While women in the UK still continue to win equal pay cases, with a major ruling being handed down in September 1997, new figures from the Equal Opportunities Commission indicate that they still have a long way to go to catch up with men.

In September 1997, four women won what has been described as a landmark victory in achieving equal pay for work of equal value, ensuring that their pay as nursery nurses is the same as men employed by the same county council (Gloucestershire) working as technicians. The women, who care for children with special needs, claimed that their salaries were in breach of the Sex Discrimination Act, arguing that their jobs entailed similar work and qualifications to the male technicians, who were paid up to 25% more than themselves. An industrial tribunal rejected the council's argument that the pay gap was entirely due to extra hours worked. The county council, which employs 860 women as nursery nurses, is to hold an emergency meeting to discuss the implications of the ruling.
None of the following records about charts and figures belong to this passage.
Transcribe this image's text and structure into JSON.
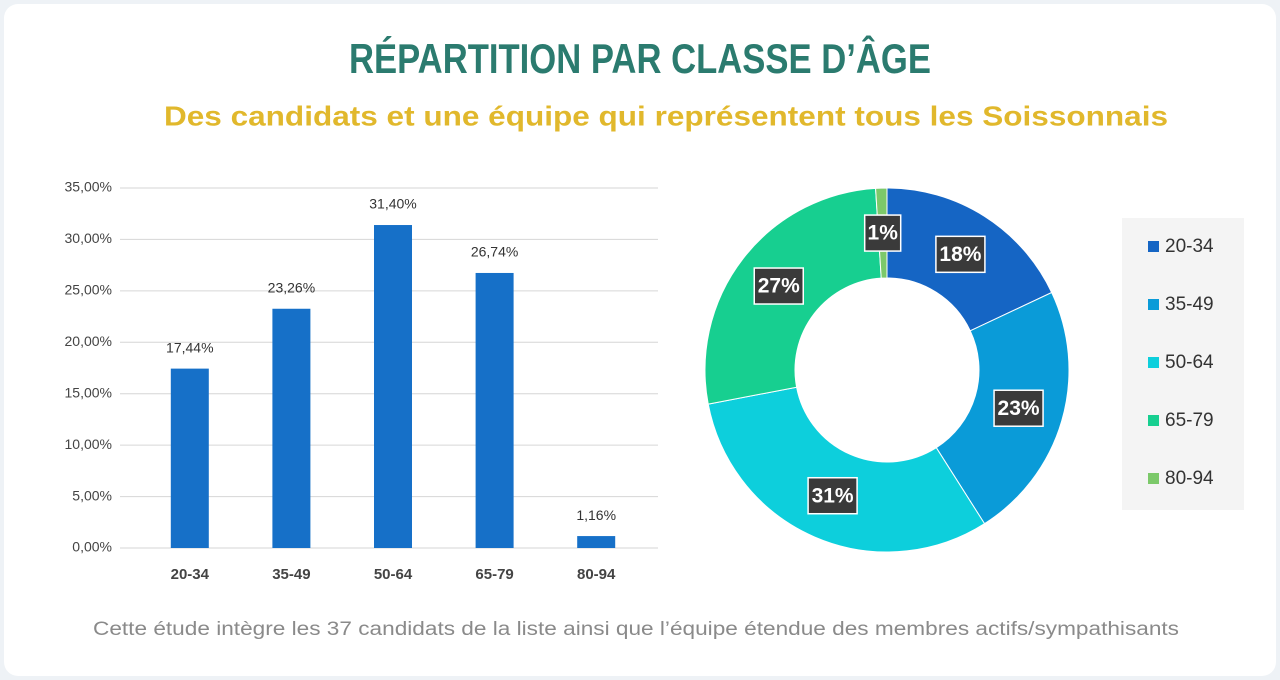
{
  "header": {
    "title": "RÉPARTITION PAR CLASSE D’ÂGE",
    "subtitle": "Des candidats et une équipe qui représentent tous les Soissonnais"
  },
  "footnote": "Cette étude intègre les 37 candidats de la liste ainsi que l’équipe étendue des membres actifs/sympathisants",
  "chart_data": [
    {
      "type": "bar",
      "categories": [
        "20-34",
        "35-49",
        "50-64",
        "65-79",
        "80-94"
      ],
      "values": [
        17.44,
        23.26,
        31.4,
        26.74,
        1.16
      ],
      "value_labels": [
        "17,44%",
        "23,26%",
        "31,40%",
        "26,74%",
        "1,16%"
      ],
      "color": "#1670c8",
      "ylim": [
        0,
        35
      ],
      "yticks": [
        {
          "value": 0,
          "label": "0,00%"
        },
        {
          "value": 5,
          "label": "5,00%"
        },
        {
          "value": 10,
          "label": "10,00%"
        },
        {
          "value": 15,
          "label": "15,00%"
        },
        {
          "value": 20,
          "label": "20,00%"
        },
        {
          "value": 25,
          "label": "25,00%"
        },
        {
          "value": 30,
          "label": "30,00%"
        },
        {
          "value": 35,
          "label": "35,00%"
        }
      ],
      "grid": true
    },
    {
      "type": "donut",
      "categories": [
        "20-34",
        "35-49",
        "50-64",
        "65-79",
        "80-94"
      ],
      "values": [
        18,
        23,
        31,
        27,
        1
      ],
      "value_labels": [
        "18%",
        "23%",
        "31%",
        "27%",
        "1%"
      ],
      "colors": [
        "#1565c4",
        "#0a9bd8",
        "#0dcfdc",
        "#17cf90",
        "#7cc96a"
      ],
      "legend": "right"
    }
  ]
}
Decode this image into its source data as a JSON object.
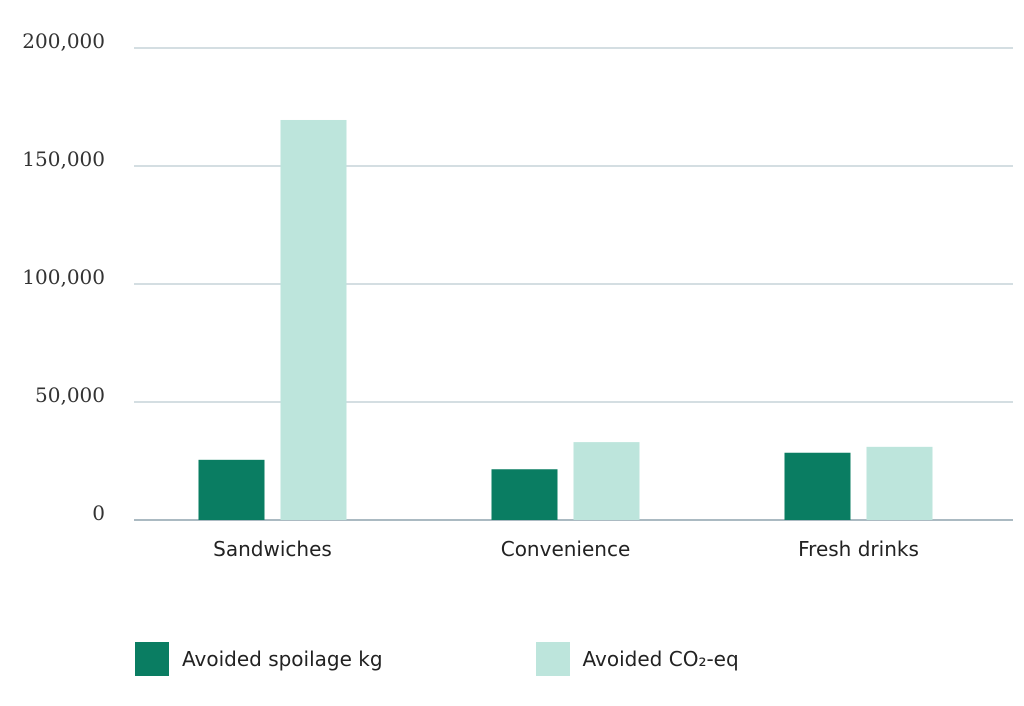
{
  "chart_data": {
    "type": "bar",
    "categories": [
      "Sandwiches",
      "Convenience",
      "Fresh drinks"
    ],
    "series": [
      {
        "name": "Avoided spoilage kg",
        "color": "#0a7d62",
        "values": [
          25500,
          21500,
          28500
        ]
      },
      {
        "name": "Avoided CO₂-eq",
        "color": "#bde5dc",
        "values": [
          169500,
          33000,
          31000
        ]
      }
    ],
    "yticks": [
      0,
      50000,
      100000,
      150000,
      200000
    ],
    "ytick_labels": [
      "0",
      "50,000",
      "100,000",
      "150,000",
      "200,000"
    ],
    "ylim": [
      0,
      200000
    ],
    "title": "",
    "xlabel": "",
    "ylabel": "",
    "grid": true,
    "legend_position": "bottom"
  },
  "colors": {
    "gridline": "#a9bcc4",
    "axis": "#8fa3ad"
  }
}
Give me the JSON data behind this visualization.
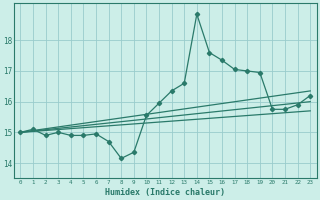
{
  "xlabel": "Humidex (Indice chaleur)",
  "bg_color": "#cceee8",
  "grid_color": "#99cccc",
  "line_color": "#2a7a6a",
  "xlim": [
    -0.5,
    23.5
  ],
  "ylim": [
    13.5,
    19.2
  ],
  "xticks": [
    0,
    1,
    2,
    3,
    4,
    5,
    6,
    7,
    8,
    9,
    10,
    11,
    12,
    13,
    14,
    15,
    16,
    17,
    18,
    19,
    20,
    21,
    22,
    23
  ],
  "yticks": [
    14,
    15,
    16,
    17,
    18
  ],
  "main_x": [
    0,
    1,
    2,
    3,
    4,
    5,
    6,
    7,
    8,
    9,
    10,
    11,
    12,
    13,
    14,
    15,
    16,
    17,
    18,
    19,
    20,
    21,
    22,
    23
  ],
  "main_y": [
    15.0,
    15.1,
    14.9,
    15.0,
    14.9,
    14.9,
    14.95,
    14.7,
    14.15,
    14.35,
    15.55,
    15.95,
    16.35,
    16.6,
    18.85,
    17.6,
    17.35,
    17.05,
    17.0,
    16.95,
    15.75,
    15.75,
    15.9,
    16.2
  ],
  "line1_x": [
    0,
    23
  ],
  "line1_y": [
    15.0,
    15.7
  ],
  "line2_x": [
    0,
    23
  ],
  "line2_y": [
    15.0,
    16.0
  ],
  "line3_x": [
    0,
    23
  ],
  "line3_y": [
    15.0,
    16.35
  ]
}
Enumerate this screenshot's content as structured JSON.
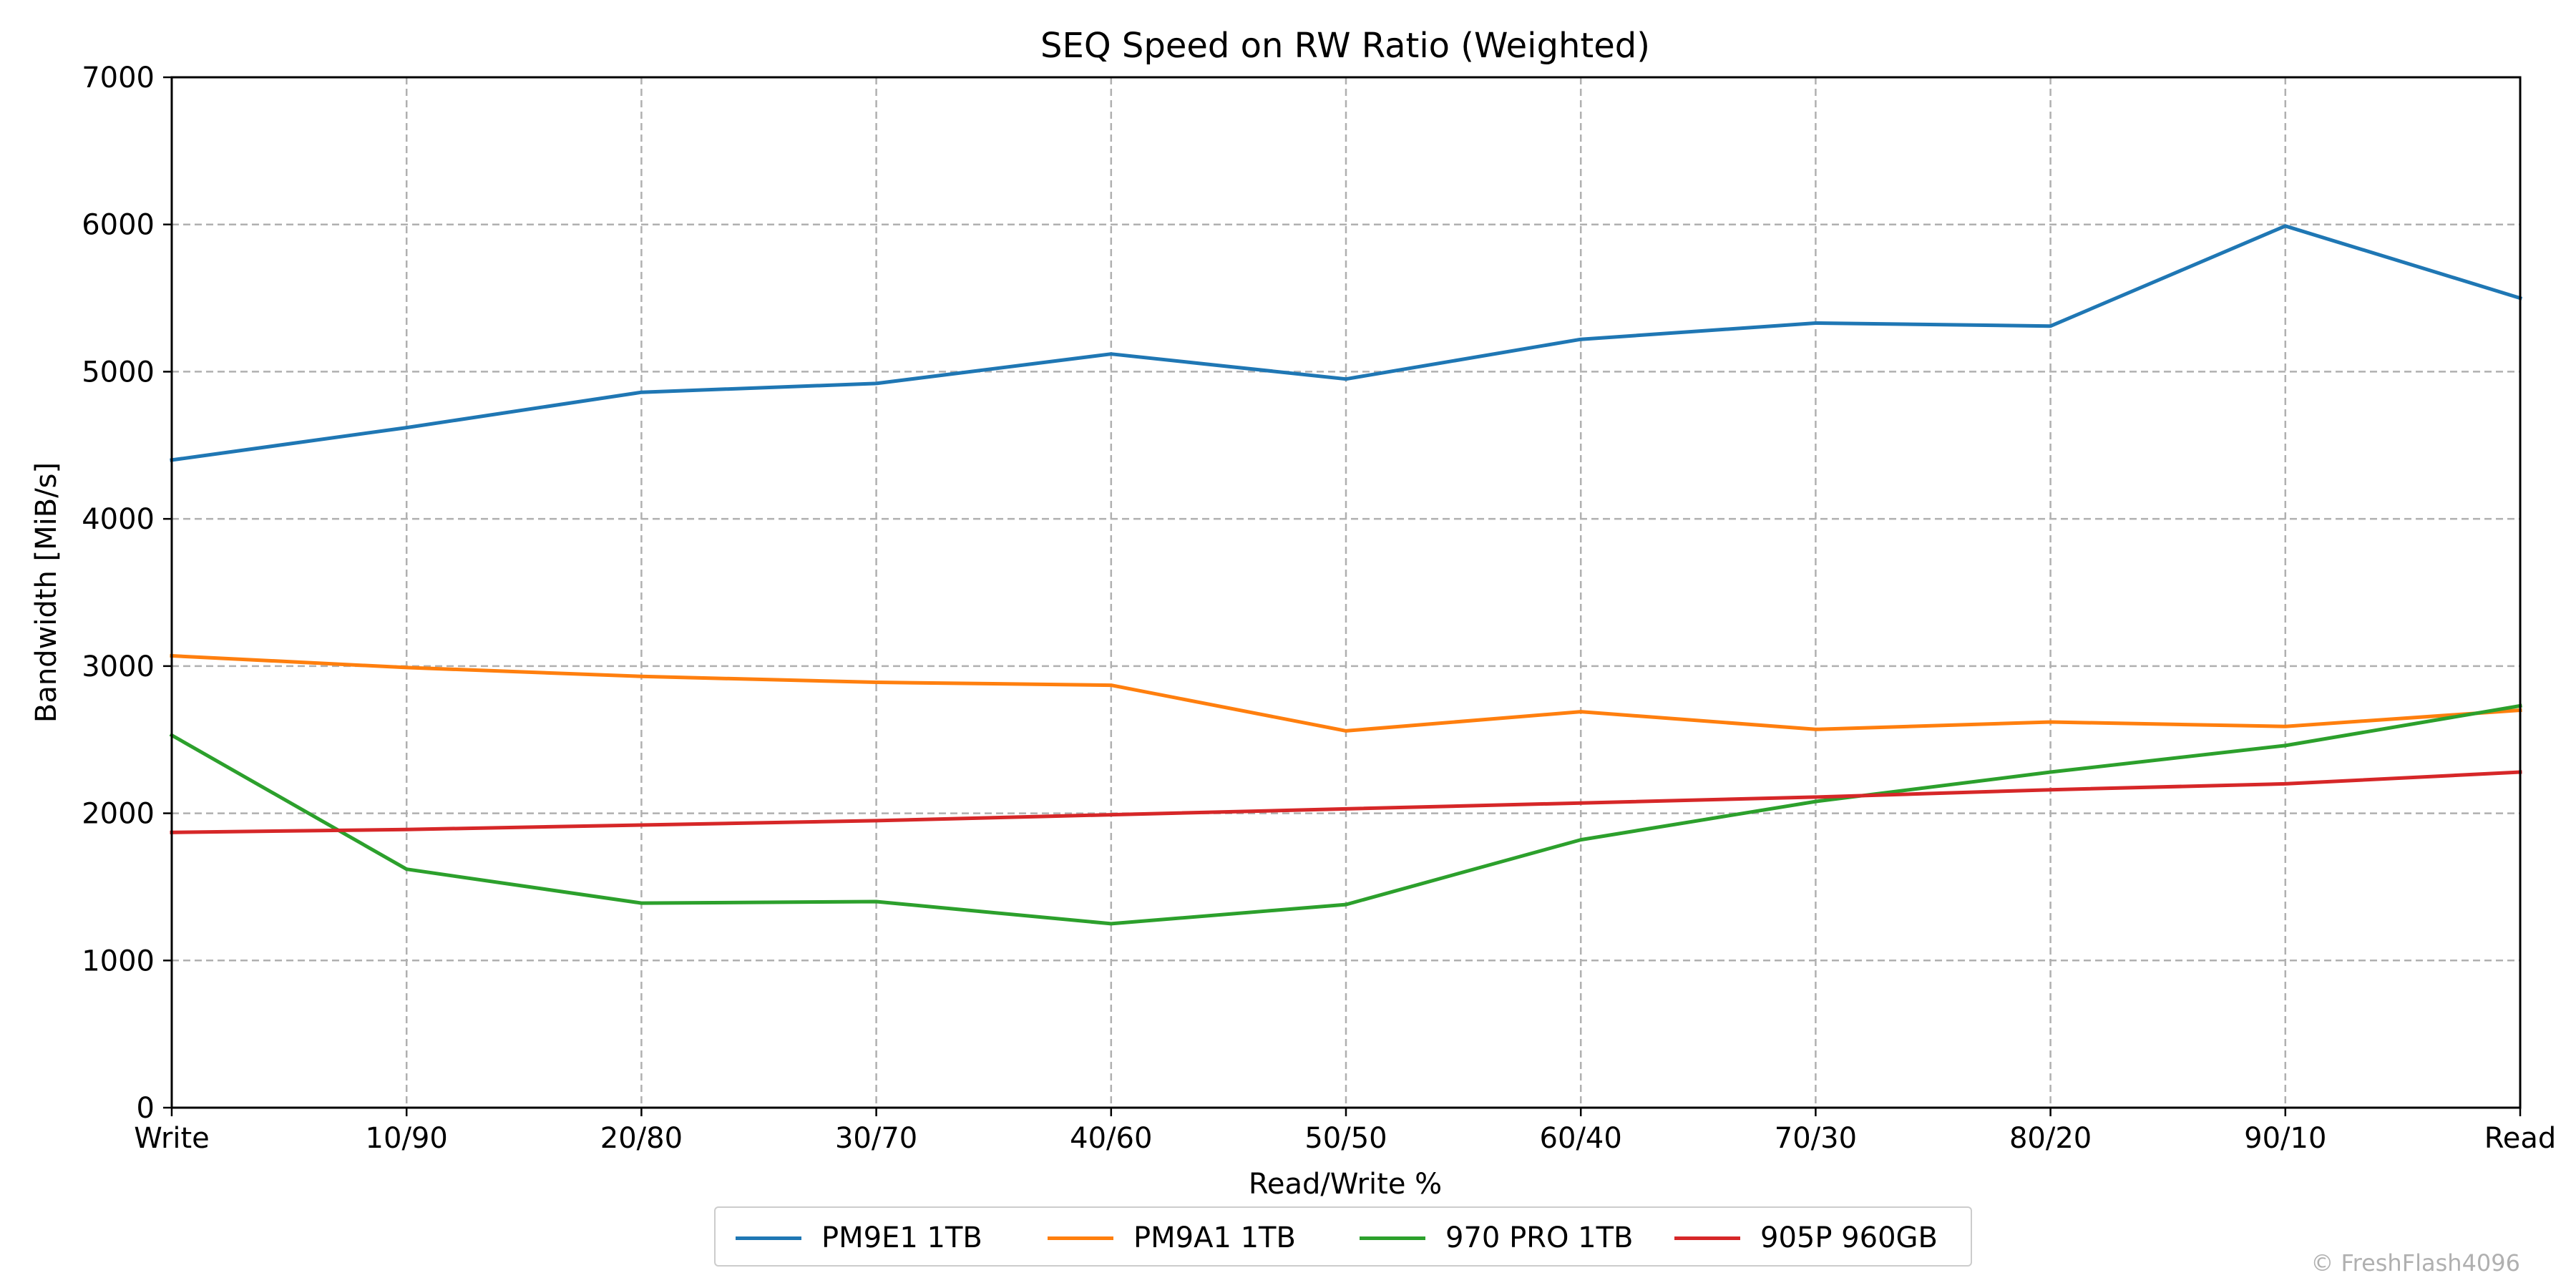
{
  "chart_data": {
    "type": "line",
    "title": "SEQ Speed on RW Ratio (Weighted)",
    "xlabel": "Read/Write %",
    "ylabel": "Bandwidth [MiB/s]",
    "categories": [
      "Write",
      "10/90",
      "20/80",
      "30/70",
      "40/60",
      "50/50",
      "60/40",
      "70/30",
      "80/20",
      "90/10",
      "Read"
    ],
    "ylim": [
      0,
      7000
    ],
    "yticks": [
      0,
      1000,
      2000,
      3000,
      4000,
      5000,
      6000,
      7000
    ],
    "grid": true,
    "legend_position": "bottom-center",
    "series": [
      {
        "name": "PM9E1 1TB",
        "color": "#1f77b4",
        "values": [
          4400,
          4620,
          4860,
          4920,
          5120,
          4950,
          5220,
          5330,
          5310,
          5990,
          5500
        ]
      },
      {
        "name": "PM9A1 1TB",
        "color": "#ff7f0e",
        "values": [
          3070,
          2990,
          2930,
          2890,
          2870,
          2560,
          2690,
          2570,
          2620,
          2590,
          2700
        ]
      },
      {
        "name": "970 PRO 1TB",
        "color": "#2ca02c",
        "values": [
          2530,
          1620,
          1390,
          1400,
          1250,
          1380,
          1820,
          2080,
          2280,
          2460,
          2730
        ]
      },
      {
        "name": "905P 960GB",
        "color": "#d62728",
        "values": [
          1870,
          1890,
          1920,
          1950,
          1990,
          2030,
          2070,
          2110,
          2160,
          2200,
          2280
        ]
      }
    ]
  },
  "watermark": "© FreshFlash4096"
}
The ruling is likely to have a large impact, but despite this and recent similar cases (UK9704121N) women are making slow progress in achieving equality with men, according to latest statistics issued by the Equal Opportunities Commission (EOC) in September. The figures show that, while women make up 51% of the population and 45% of those in paid work, they are underrepresented in certain top occupations - as the table below highlights - and receive, on average, lower pay.

Women in top occupations
Occupation Percentage of women in occupation
Managers and administrators 33
Police sergeants 6
Legal partners 15
Judiciary 10
Members of Parliament 18
Public appointments 31

Source: EOC

It is nearly 30 years since the Equal Pay Act 1970 but women working full time still earn only 80% of the average men's hourly wage. Although this represents a narrowing of the gap, it has reduced by only 7% in the last 20 years, and women still have the additional role of doing an average of nine hours per week of unpaid housework.

Kamlesh Bahl, the EOC chair, said: "These figures show that women are becoming more visible, but there is no cause for complacency about their progress towards equality". The EOC intends to update the figures annually to determine exactly what the facts are, and how far the UK is going down the road to equality.